When it comes to getting your operations and security teams to work together, however, this isn’t the case. When ops engineers notice something unusual, they don’t instantly suspect a security compromise. Things like software misconfiguration or infrastructure issues are often culprits for them. An anomaly, on the other hand, signals a potential breach to security teams. As a result, ops engineers may need to reconsider how they examine environments.
DevSecOps can help you sell more of your products. The most obvious and fundamental advantage of a DevSecOps approach is that it will increase your overall security. As previously said, you may uncover vulnerabilities in your pipeline at a very early stage, making it much easier to resolve.

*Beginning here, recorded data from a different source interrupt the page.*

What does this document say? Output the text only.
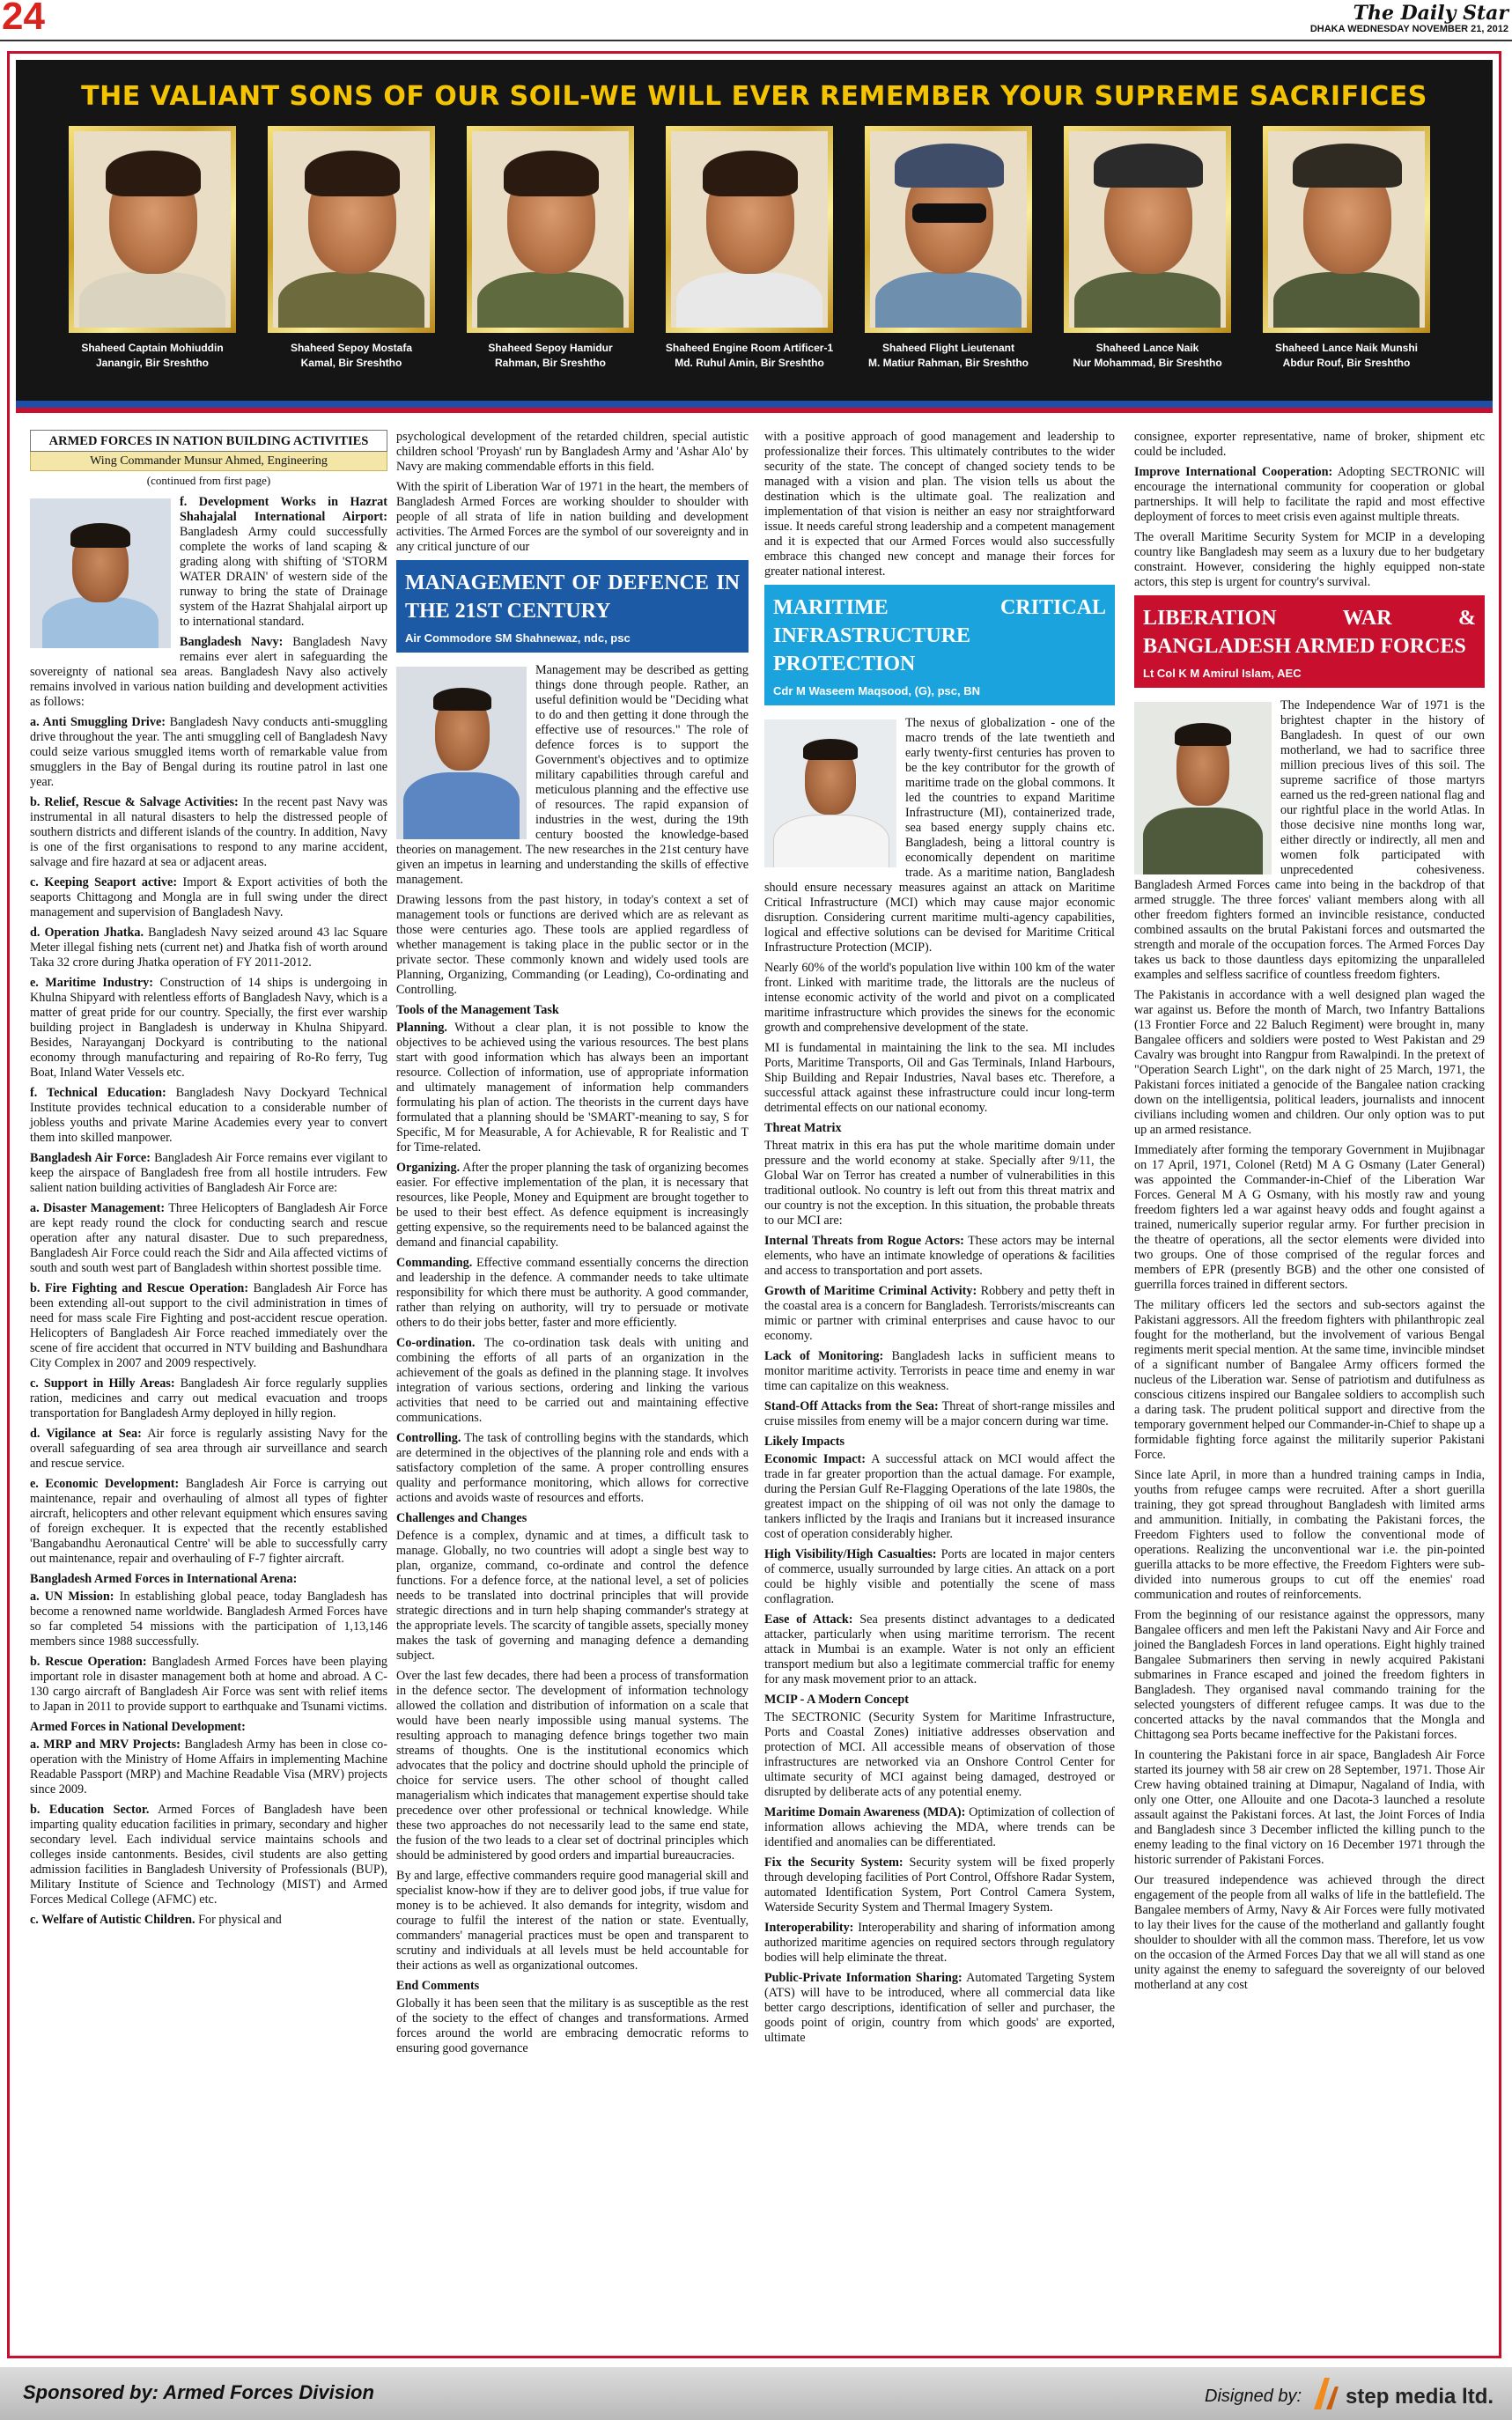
24	The Daily Star
DHAKA WEDNESDAY NOVEMBER 21, 2012
THE VALIANT SONS OF OUR SOIL-WE WILL EVER REMEMBER YOUR SUPREME SACRIFICES
Shaheed Captain Mohiuddin
Janangir, Bir Sreshtho
Shaheed Sepoy Mostafa
Kamal, Bir Sreshtho
Shaheed Sepoy Hamidur
Rahman, Bir Sreshtho
Shaheed Engine Room Artificer-1
Md. Ruhul Amin, Bir Sreshtho
Shaheed Flight Lieutenant
M. Matiur Rahman, Bir Sreshtho
Shaheed Lance Naik
Nur Mohammad, Bir Sreshtho
Shaheed Lance Naik Munshi
Abdur Rouf, Bir Sreshtho
ARMED FORCES IN NATION BUILDING ACTIVITIES
Wing Commander Munsur Ahmed, Engineering
(continued from first page)

f. Development Works in Hazrat Shahajalal International Airport: Bangladesh Army could successfully complete the works of land scaping & grading along with shifting of 'STORM WATER DRAIN' of western side of the runway to bring the state of Drainage system of the Hazrat Shahjalal airport up to international standard.

Bangladesh Navy: Bangladesh Navy remains ever alert in safeguarding the sovereignty of national sea areas. Bangladesh Navy also actively remains involved in various nation building and development activities as follows:

a. Anti Smuggling Drive: Bangladesh Navy conducts anti-smuggling drive throughout the year. The anti smuggling cell of Bangladesh Navy could seize various smuggled items worth of remarkable value from smugglers in the Bay of Bengal during its routine patrol in last one year.

b. Relief, Rescue & Salvage Activities: In the recent past Navy was instrumental in all natural disasters to help the distressed people of southern districts and different islands of the country. In addition, Navy is one of the first organisations to respond to any marine accident, salvage and fire hazard at sea or adjacent areas.

c. Keeping Seaport active: Import & Export activities of both the seaports Chittagong and Mongla are in full swing under the direct management and supervision of Bangladesh Navy.

d. Operation Jhatka. Bangladesh Navy seized around 43 lac Square Meter illegal fishing nets (current net) and Jhatka fish of worth around Taka 32 crore during Jhatka operation of FY 2011-2012.

e. Maritime Industry: Construction of 14 ships is undergoing in Khulna Shipyard with relentless efforts of Bangladesh Navy, which is a matter of great pride for our country. Specially, the first ever warship building project in Bangladesh is underway in Khulna Shipyard. Besides, Narayanganj Dockyard is contributing to the national economy through manufacturing and repairing of Ro-Ro ferry, Tug Boat, Inland Water Vessels etc.

f. Technical Education: Bangladesh Navy Dockyard Technical Institute provides technical education to a considerable number of jobless youths and private Marine Academies every year to convert them into skilled manpower.

Bangladesh Air Force: Bangladesh Air Force remains ever vigilant to keep the airspace of Bangladesh free from all hostile intruders. Few salient nation building activities of Bangladesh Air Force are:

a. Disaster Management: Three Helicopters of Bangladesh Air Force are kept ready round the clock for conducting search and rescue operation after any natural disaster. Due to such preparedness, Bangladesh Air Force could reach the Sidr and Aila affected victims of south and south west part of Bangladesh within shortest possible time.

b. Fire Fighting and Rescue Operation: Bangladesh Air Force has been extending all-out support to the civil administration in times of need for mass scale Fire Fighting and post-accident rescue operation. Helicopters of Bangladesh Air Force reached immediately over the scene of fire accident that occurred in NTV building and Bashundhara City Complex in 2007 and 2009 respectively.

c. Support in Hilly Areas: Bangladesh Air force regularly supplies ration, medicines and carry out medical evacuation and troops transportation for Bangladesh Army deployed in hilly region.

d. Vigilance at Sea: Air force is regularly assisting Navy for the overall safeguarding of sea area through air surveillance and search and rescue service.

e. Economic Development: Bangladesh Air Force is carrying out maintenance, repair and overhauling of almost all types of fighter aircraft, helicopters and other relevant equipment which ensures saving of foreign exchequer. It is expected that the recently established 'Bangabandhu Aeronautical Centre' will be able to successfully carry out maintenance, repair and overhauling of F-7 fighter aircraft.

Bangladesh Armed Forces in International Arena:

a. UN Mission: In establishing global peace, today Bangladesh has become a renowned name worldwide. Bangladesh Armed Forces have so far completed 54 missions with the participation of 1,13,146 members since 1988 successfully.

b. Rescue Operation: Bangladesh Armed Forces have been playing important role in disaster management both at home and abroad. A C-130 cargo aircraft of Bangladesh Air Force was sent with relief items to Japan in 2011 to provide support to earthquake and Tsunami victims.

Armed Forces in National Development:

a. MRP and MRV Projects: Bangladesh Army has been in close co-operation with the Ministry of Home Affairs in implementing Machine Readable Passport (MRP) and Machine Readable Visa (MRV) projects since 2009.

b. Education Sector. Armed Forces of Bangladesh have been imparting quality education facilities in primary, secondary and higher secondary level. Each individual service maintains schools and colleges inside cantonments. Besides, civil students are also getting admission facilities in Bangladesh University of Professionals (BUP), Military Institute of Science and Technology (MIST) and Armed Forces Medical College (AFMC) etc.

c. Welfare of Autistic Children. For physical and

psychological development of the retarded children, special autistic children school 'Proyash' run by Bangladesh Army and 'Ashar Alo' by Navy are making commendable efforts in this field.

With the spirit of Liberation War of 1971 in the heart, the members of Bangladesh Armed Forces are working shoulder to shoulder with people of all strata of life in nation building and development activities. The Armed Forces are the symbol of our sovereignty and in any critical juncture of our

MANAGEMENT OF DEFENCE IN THE 21ST CENTURY
Air Commodore SM Shahnewaz, ndc, psc

Management may be described as getting things done through people. Rather, an useful definition would be "Deciding what to do and then getting it done through the effective use of resources." The role of defence forces is to support the Government's objectives and to optimize military capabilities through careful and meticulous planning and the effective use of resources. The rapid expansion of industries in the west, during the 19th century boosted the knowledge-based theories on management. The new researches in the 21st century have given an impetus in learning and understanding the skills of effective management.

Drawing lessons from the past history, in today's context a set of management tools or functions are derived which are as relevant as those were centuries ago. These tools are applied regardless of whether management is taking place in the public sector or in the private sector. These commonly known and widely used tools are Planning, Organizing, Commanding (or Leading), Co-ordinating and Controlling.

Tools of the Management Task

Planning. Without a clear plan, it is not possible to know the objectives to be achieved using the various resources. The best plans start with good information which has always been an important resource. Collection of information, use of appropriate information and ultimately management of information help commanders formulating his plan of action. The theorists in the current days have formulated that a planning should be 'SMART'-meaning to say, S for Specific, M for Measurable, A for Achievable, R for Realistic and T for Time-related.

Organizing. After the proper planning the task of organizing becomes easier. For effective implementation of the plan, it is necessary that resources, like People, Money and Equipment are brought together to be used to their best effect. As defence equipment is increasingly getting expensive, so the requirements need to be balanced against the demand and financial capability.

Commanding. Effective command essentially concerns the direction and leadership in the defence. A commander needs to take ultimate responsibility for which there must be authority. A good commander, rather than relying on authority, will try to persuade or motivate others to do their jobs better, faster and more efficiently.

Co-ordination. The co-ordination task deals with uniting and combining the efforts of all parts of an organization in the achievement of the goals as defined in the planning stage. It involves integration of various sections, ordering and linking the various activities that need to be carried out and maintaining effective communications.

Controlling. The task of controlling begins with the standards, which are determined in the objectives of the planning role and ends with a satisfactory completion of the same. A proper controlling ensures quality and performance monitoring, which allows for corrective actions and avoids waste of resources and efforts.

Challenges and Changes

Defence is a complex, dynamic and at times, a difficult task to manage. Globally, no two countries will adopt a single best way to plan, organize, command, co-ordinate and control the defence functions. For a defence force, at the national level, a set of policies needs to be translated into doctrinal principles that will provide strategic directions and in turn help shaping commander's strategy at the appropriate levels. The scarcity of tangible assets, specially money makes the task of governing and managing defence a demanding subject.

Over the last few decades, there had been a process of transformation in the defence sector. The development of information technology allowed the collation and distribution of information on a scale that would have been nearly impossible using manual systems. The resulting approach to managing defence brings together two main streams of thoughts. One is the institutional economics which advocates that the policy and doctrine should uphold the principle of choice for service users. The other school of thought called managerialism which indicates that management expertise should take precedence over other professional or technical knowledge. While these two approaches do not necessarily lead to the same end state, the fusion of the two leads to a clear set of doctrinal principles which should be administered by good orders and impartial bureaucracies.

By and large, effective commanders require good managerial skill and specialist know-how if they are to deliver good jobs, if true value for money is to be achieved. It also demands for integrity, wisdom and courage to fulfil the interest of the nation or state. Eventually, commanders' managerial practices must be open and transparent to scrutiny and individuals at all levels must be held accountable for their actions as well as organizational outcomes.

End Comments

Globally it has been seen that the military is as susceptible as the rest of the society to the effect of changes and transformations. Armed forces around the world are embracing democratic reforms to ensuring good governance

with a positive approach of good management and leadership to professionalize their forces. This ultimately contributes to the wider security of the state. The concept of changed society tends to be managed with a vision and plan. The vision tells us about the destination which is the ultimate goal. The realization and implementation of that vision is neither an easy nor straightforward issue. It needs careful strong leadership and a competent management and it is expected that our Armed Forces would also successfully embrace this changed new concept and manage their forces for greater national interest.

MARITIME CRITICAL INFRASTRUCTURE PROTECTION
Cdr M Waseem Maqsood, (G), psc, BN

The nexus of globalization - one of the macro trends of the late twentieth and early twenty-first centuries has proven to be the key contributor for the growth of maritime trade on the global commons. It led the countries to expand Maritime Infrastructure (MI), containerized trade, sea based energy supply chains etc. Bangladesh, being a littoral country is economically dependent on maritime trade. As a maritime nation, Bangladesh should ensure necessary measures against an attack on Maritime Critical Infrastructure (MCI) which may cause major economic disruption. Considering current maritime multi-agency capabilities, logical and effective solutions can be devised for Maritime Critical Infrastructure Protection (MCIP).

Nearly 60% of the world's population live within 100 km of the water front. Linked with maritime trade, the littorals are the nucleus of intense economic activity of the world and pivot on a complicated maritime infrastructure which provides the sinews for the economic growth and comprehensive development of the state.

MI is fundamental in maintaining the link to the sea. MI includes Ports, Maritime Transports, Oil and Gas Terminals, Inland Harbours, Ship Building and Repair Industries, Naval bases etc. Therefore, a successful attack against these infrastructure could incur long-term detrimental effects on our national economy.

Threat Matrix

Threat matrix in this era has put the whole maritime domain under pressure and the world economy at stake. Specially after 9/11, the Global War on Terror has created a number of vulnerabilities in this traditional outlook. No country is left out from this threat matrix and our country is not the exception. In this situation, the probable threats to our MCI are:

Internal Threats from Rogue Actors: These actors may be internal elements, who have an intimate knowledge of operations & facilities and access to transportation and port assets.

Growth of Maritime Criminal Activity: Robbery and petty theft in the coastal area is a concern for Bangladesh. Terrorists/miscreants can mimic or partner with criminal enterprises and cause havoc to our economy.

Lack of Monitoring: Bangladesh lacks in sufficient means to monitor maritime activity. Terrorists in peace time and enemy in war time can capitalize on this weakness.

Stand-Off Attacks from the Sea: Threat of short-range missiles and cruise missiles from enemy will be a major concern during war time.

Likely Impacts

Economic Impact: A successful attack on MCI would affect the trade in far greater proportion than the actual damage. For example, during the Persian Gulf Re-Flagging Operations of the late 1980s, the greatest impact on the shipping of oil was not only the damage to tankers inflicted by the Iraqis and Iranians but it increased insurance cost of operation considerably higher.

High Visibility/High Casualties: Ports are located in major centers of commerce, usually surrounded by large cities. An attack on a port could be highly visible and potentially the scene of mass conflagration.

Ease of Attack: Sea presents distinct advantages to a dedicated attacker, particularly when using maritime terrorism. The recent attack in Mumbai is an example. Water is not only an efficient transport medium but also a legitimate commercial traffic for enemy for any mask movement prior to an attack.

MCIP - A Modern Concept

The SECTRONIC (Security System for Maritime Infrastructure, Ports and Coastal Zones) initiative addresses observation and protection of MCI. All accessible means of observation of those infrastructures are networked via an Onshore Control Center for ultimate security of MCI against being damaged, destroyed or disrupted by deliberate acts of any potential enemy.

Maritime Domain Awareness (MDA): Optimization of collection of information allows achieving the MDA, where trends can be identified and anomalies can be differentiated.

Fix the Security System: Security system will be fixed properly through developing facilities of Port Control, Offshore Radar System, automated Identification System, Port Control Camera System, Waterside Security System and Thermal Imagery System.

Interoperability: Interoperability and sharing of information among authorized maritime agencies on required sectors through regulatory bodies will help eliminate the threat.

Public-Private Information Sharing: Automated Targeting System (ATS) will have to be introduced, where all commercial data like better cargo descriptions, identification of seller and purchaser, the goods point of origin, country from which goods' are exported, ultimate

consignee, exporter representative, name of broker, shipment etc could be included.

Improve International Cooperation: Adopting SECTRONIC will encourage the international community for cooperation or global partnerships. It will help to facilitate the rapid and most effective deployment of forces to meet crisis even against multiple threats.

The overall Maritime Security System for MCIP in a developing country like Bangladesh may seem as a luxury due to her budgetary constraint. However, considering the highly equipped non-state actors, this step is urgent for country's survival.

LIBERATION WAR & BANGLADESH ARMED FORCES
Lt Col K M Amirul Islam, AEC

The Independence War of 1971 is the brightest chapter in the history of Bangladesh. In quest of our own motherland, we had to sacrifice three million precious lives of this soil. The supreme sacrifice of those martyrs earned us the red-green national flag and our rightful place in the world Atlas. In those decisive nine months long war, either directly or indirectly, all men and women folk participated with unprecedented cohesiveness. Bangladesh Armed Forces came into being in the backdrop of that armed struggle. The three forces' valiant members along with all other freedom fighters formed an invincible resistance, conducted combined assaults on the brutal Pakistani forces and outsmarted the strength and morale of the occupation forces. The Armed Forces Day takes us back to those dauntless days epitomizing the unparalleled examples and selfless sacrifice of countless freedom fighters.

The Pakistanis in accordance with a well designed plan waged the war against us. Before the month of March, two Infantry Battalions (13 Frontier Force and 22 Baluch Regiment) were brought in, many Bangalee officers and soldiers were posted to West Pakistan and 29 Cavalry was brought into Rangpur from Rawalpindi. In the pretext of "Operation Search Light", on the dark night of 25 March, 1971, the Pakistani forces initiated a genocide of the Bangalee nation cracking down on the intelligentsia, political leaders, journalists and innocent civilians including women and children. Our only option was to put up an armed resistance.

Immediately after forming the temporary Government in Mujibnagar on 17 April, 1971, Colonel (Retd) M A G Osmany (Later General) was appointed the Commander-in-Chief of the Liberation War Forces. General M A G Osmany, with his mostly raw and young freedom fighters led a war against heavy odds and fought against a trained, numerically superior regular army. For further precision in the theatre of operations, all the sector elements were divided into two groups. One of those comprised of the regular forces and members of EPR (presently BGB) and the other one consisted of guerrilla forces trained in different sectors.

The military officers led the sectors and sub-sectors against the Pakistani aggressors. All the freedom fighters with philanthropic zeal fought for the motherland, but the involvement of various Bengal regiments merit special mention. At the same time, invincible mindset of a significant number of Bangalee Army officers formed the nucleus of the Liberation war. Sense of patriotism and dutifulness as conscious citizens inspired our Bangalee soldiers to accomplish such a daring task. The prudent political support and directive from the temporary government helped our Commander-in-Chief to shape up a formidable fighting force against the militarily superior Pakistani Force.

Since late April, in more than a hundred training camps in India, youths from refugee camps were recruited. After a short guerilla training, they got spread throughout Bangladesh with limited arms and ammunition. Initially, in combating the Pakistani forces, the Freedom Fighters used to follow the conventional mode of operations. Realizing the unconventional war i.e. the pin-pointed guerilla attacks to be more effective, the Freedom Fighters were sub-divided into numerous groups to cut off the enemies' road communication and routes of reinforcements.

From the beginning of our resistance against the oppressors, many Bangalee officers and men left the Pakistani Navy and Air Force and joined the Bangladesh Forces in land operations. Eight highly trained Bangalee Submariners then serving in newly acquired Pakistani submarines in France escaped and joined the freedom fighters in Bangladesh. They organised naval commando training for the selected youngsters of different refugee camps. It was due to the concerted attacks by the naval commandos that the Mongla and Chittagong sea Ports became ineffective for the Pakistani forces.

In countering the Pakistani force in air space, Bangladesh Air Force started its journey with 58 air crew on 28 September, 1971. Those Air Crew having obtained training at Dimapur, Nagaland of India, with only one Otter, one Allouite and one Dacota-3 launched a resolute assault against the Pakistani forces. At last, the Joint Forces of India and Bangladesh since 3 December inflicted the killing punch to the enemy leading to the final victory on 16 December 1971 through the historic surrender of Pakistani Forces.

Our treasured independence was achieved through the direct engagement of the people from all walks of life in the battlefield. The Bangalee members of Army, Navy & Air Forces were fully motivated to lay their lives for the cause of the motherland and gallantly fought shoulder to shoulder with all the common mass. Therefore, let us vow on the occasion of the Armed Forces Day that we all will stand as one unity against the enemy to safeguard the sovereignty of our beloved motherland at any cost

Sponsored by: Armed Forces Division	Disigned by: step media ltd.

It also improves your threat-hunting capabilities because constant monitoring is in place. In terms of business, the safer a product is, the easier it is to market.
When vulnerabilities are discovered early in the SDLC process, the costs of repairing them are greatly reduced. Bringing together multiple teams to work on security promotes accountability. This type of collaboration also makes it easier to develop quick and effective security response tactics as well as more secure security design patterns.
DevSecOps also reduces the occurrence of security bottlenecks. It’s not necessary to wait until the development cycle is complete before performing security checks. These two elements hasten the delivery of a product.
Another area in which DevSecOps is crucial is ensuring compliance with industry-standard rules. Regulations such as the General Data Protection Regulation (GDPR) require considerable caution while managing data. DevSecOps gives managers with a comprehensive overview of such procedures, allowing for easier compliance.
It’s Time to Revolutionize Your Security
There’s no denying that DevSecOps is changing the way businesses approach security. Many mid- and low-level businesses, however, are still apprehensive of moving to DevSecOps for a variety of reasons, including a lack of awareness of what DevSecOps is, an unwelcome culture shift for employees, funding constraints, and sometimes just the ambiguity of the phrase.
The technical and financial benefits that organizations can gain from using DevSecOps are quite promising. Although there will undoubtedly be some setbacks when you first begin, DevSecOps can be extremely beneficial to your firm in the long term.